Biloxi nominal markers
Koontz John E
John.Koontz at colorado.edu
Sat Mar 3 01:30:16 UTC 2007
On Fri, 2 Mar 2007, David Kaufman wrote:
> As you can tell, there's still a lot to be done here and I'm in the
> process, slowly as I have time, of trying to sort through the data.
> You're right, -di not only does not always occur with first mention but
> it also sometimes occurs AFTER first mention. (This may relate to
> Mandan -(r)e, now that I think about it, which also appears to come not
> just in first-mention focus position but also in post-first-mention
> topic position. Perhaps Sara can help us out here re: Mandan?) I'm
> aware that -di also occurs on verbs and it may be a type of nominalizer,
> but I really haven't focused on its use yet as a verbal suffix.
I'm not positive the -(d)i on nouns and the -(d)i on verbs is the same
thing. It might be, or there might be several -(d)i's after verbs, one
nominalizing, and one declarative.
As far as explaining where -(d)i appears and doesn't appear with nouns, it
seems to me that there are several possible ways to look at the problem.

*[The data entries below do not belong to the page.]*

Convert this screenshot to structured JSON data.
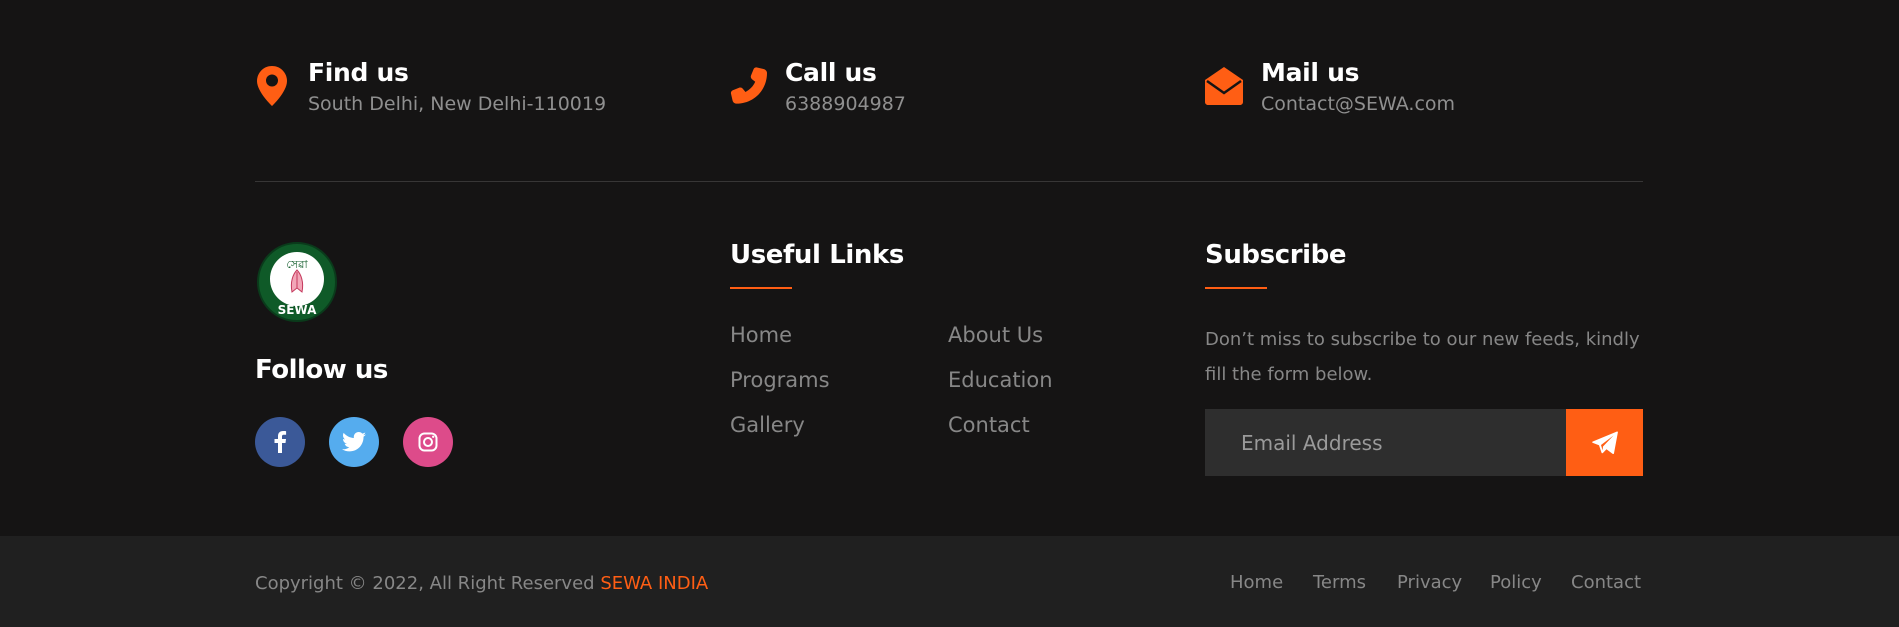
{
  "contact": {
    "find": {
      "title": "Find us",
      "sub": "South Delhi, New Delhi-110019",
      "icon": "map-marker-icon"
    },
    "call": {
      "title": "Call us",
      "sub": "6388904987",
      "icon": "phone-icon"
    },
    "mail": {
      "title": "Mail us",
      "sub": "Contact@SEWA.com",
      "icon": "envelope-open-icon"
    }
  },
  "logo": {
    "text": "SEWA"
  },
  "follow": {
    "title": "Follow us"
  },
  "social": [
    {
      "name": "facebook",
      "color": "#3b5998"
    },
    {
      "name": "twitter",
      "color": "#55acee"
    },
    {
      "name": "instagram",
      "color": "#dd4b8a"
    }
  ],
  "useful_links": {
    "title": "Useful Links",
    "left": [
      "Home",
      "Programs",
      "Gallery"
    ],
    "right": [
      "About Us",
      "Education",
      "Contact"
    ]
  },
  "subscribe": {
    "title": "Subscribe",
    "text": "Don’t miss to subscribe to our new feeds, kindly fill the form below.",
    "placeholder": "Email Address"
  },
  "bottom": {
    "copyright": "Copyright © 2022, All Right Reserved ",
    "brand": "SEWA INDIA",
    "links": [
      "Home",
      "Terms",
      "Privacy",
      "Policy",
      "Contact"
    ]
  },
  "colors": {
    "accent": "#ff5e14",
    "bg": "#151414",
    "bottom_bg": "#202020"
  }
}
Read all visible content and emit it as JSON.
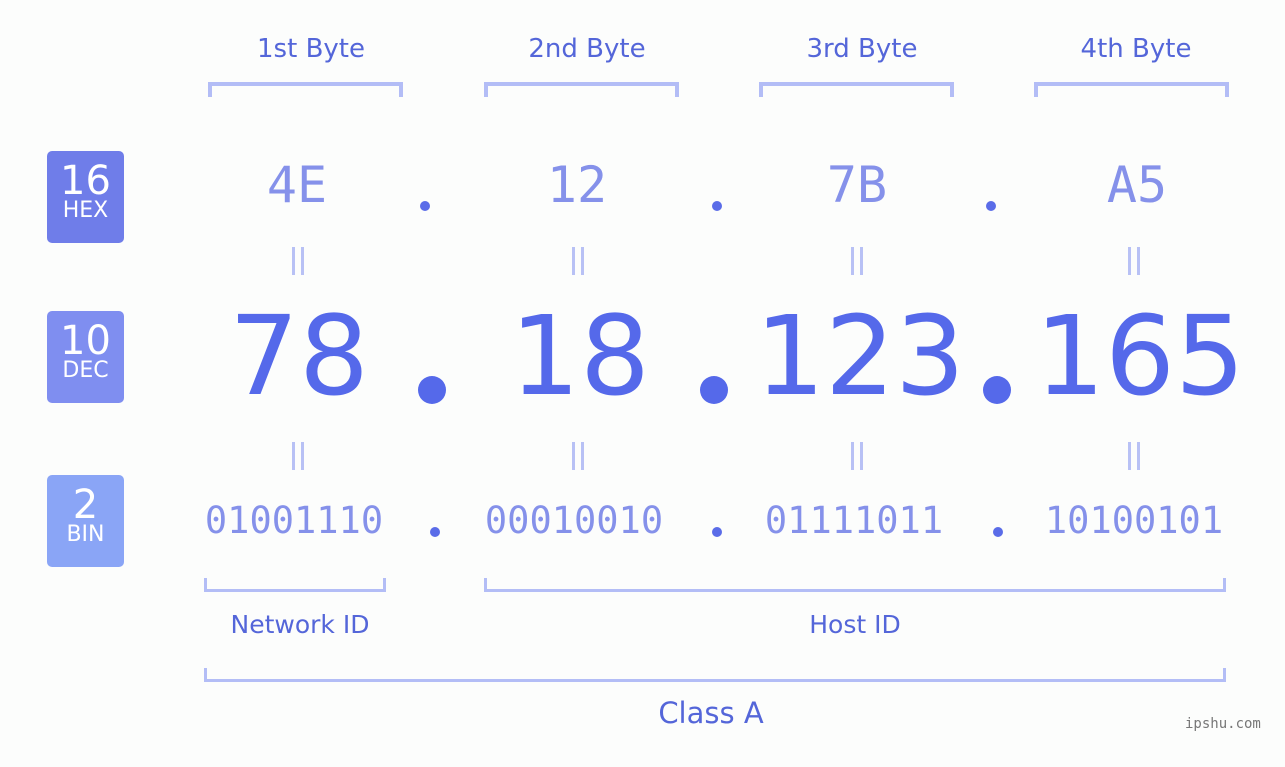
{
  "badges": [
    {
      "base": "16",
      "label": "HEX",
      "color": "#6f7de9"
    },
    {
      "base": "10",
      "label": "DEC",
      "color": "#7f8ef0"
    },
    {
      "base": "2",
      "label": "BIN",
      "color": "#8aa5f6"
    }
  ],
  "byte_labels": [
    "1st Byte",
    "2nd Byte",
    "3rd Byte",
    "4th Byte"
  ],
  "hex": [
    "4E",
    "12",
    "7B",
    "A5"
  ],
  "dec": [
    "78",
    "18",
    "123",
    "165"
  ],
  "bin": [
    "01001110",
    "00010010",
    "01111011",
    "10100101"
  ],
  "groups": {
    "network": "Network ID",
    "host": "Host ID",
    "class": "Class A"
  },
  "watermark": "ipshu.com",
  "colors": {
    "accent": "#5569ea",
    "light": "#8591ea",
    "bracket": "#b3bdf6"
  }
}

You've looked at discourse conditioning. You might also look at what
follows, i.e., morphosyntactic conditioning.
In addition, you might take a typological approach. Look at Uto-Aztecan
and Caddoan, etc., and see what the contexts are there for the absolutive
markers of those language families. The odds are good that -e will
behave in similar ways. This is anlogous with looking in the back of the
book for the answer so you can work backward from it to the process. Of
course, you'd be looking at the answer in a different text book from the
one in which you find the problem, but ...
You might also look at Niger-Congo grammars to see what the contexts are
for inclusion and omission of class prefixes or of partial reduplications
of class prefixes (0 vs. ba- or ba- vs. aba-). Another somewhat analogous
sitiuation is short forms of adjectives vs. long in Baltic and Slavic.